11. How does Stella define the term "freedom"? When she claims to be seeking freedom, what does she mean? Is the sort of freedom she craves really possible? Does she ever find it?

12. How would you characterize the relationship between Stella and Charlie, and how does it change during the course of the novel? Does she behave as a typical mother? How does her erratic behavior toward Charlie in Wales illuminate the deterioration of her psyche?

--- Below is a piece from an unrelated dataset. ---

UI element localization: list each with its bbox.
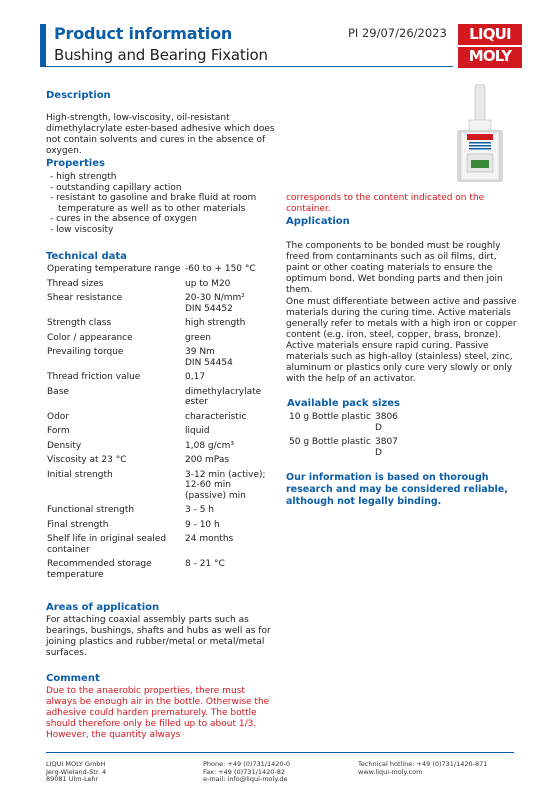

13. "Was she really so blind to the danger she had placed herself in?" Peter asks himself. "Had she learned nothing from living among psychiatrists?" [p. 95]. What do you think: is she really blind, or does she choose to be so? Or does she willingly court danger, and if so, to what end? In her dealings with Edgar, do you find that Stella deliberately provokes him to violence?

14. What motivates Nick, very much at his own risk, to shelter Edgar from the law and, ultimately, to shelter Stella from Edgar? Do you believe that he enjoys the element of danger that his actions provoke? Do you think that he loves Stella? Or that it is Edgar he loves

15. Why does Max take Stella back after her return from London, and why does she decide to stay with him? Why does Max decline to tell Stella that Edgar might have made his way to Wales [pp. 184-85]?

16. Why does Stella allow Charlie to drown? Might his death be beneficial to achieving her desires? Does she really imagine that it is Edgar she sees sinking beneath the waves? Does Peter believe her when she makes this claim, or does he imply that she is lying?

17. "You had to explain it. . . either she was a monster or she was mad" [p. 202]. Peter decides to believe in her madness: "a classic Medea complex" [p. 211]; Max adopts a more theological outlook, positing the reality of good and evil: "She should be in prison" [p. 228]. Which man do you agree with? Is Stella evil, or merely misguided?

18. Edgar "idealized" Stella, Peter claims, "and then had to struggle against the chaos of his own passions when the image he’d created could no longer be sustained. I think perhaps it’s what he was unconsciously trying to get at in his last sculpture, despite his claim to be engaged in an attempt to overthrow habit and convention in seeing" [p. 253]. Do you find this connection between Edgar’s art and his feelings to be a plausible one?

19. As the novel progresses, Peter reveals more and more of his character, his will, and his motivations to the reader. Just how unambitious or ambitious is he? What are his real feelings toward Stella? What are his feelings toward Edgar? How far has he succeeded in manipulating the action, and the characters? What does the last sentence of the novel suggest?

20. Why do you think McGrath has chosen "Asylum" as the title for his book? What are the two meanings of the word, and are they connected or contradictory? At home with Max, Stella thinks of the asylum as a prison; frightened and penniless in London, she remembers it as a "misty mental realm where the sun always shone and order prevailed…a castle keep on a rocky ridge, and within its walls security and plenty" [p. 117]. In your opinion, what is the real character of the asylum?

About this Author

Patrick McGrath was born in London in 1950 and grew up near Broadmoor Hospital where for many years his father was medical superintendent. He received a B.A. in English from the University of London. He has worked as an orderly in a mental hospital and as a teacher. He now lives in New York City and London and is married to the actress Maria Aitken. Asylum is his fourth novel.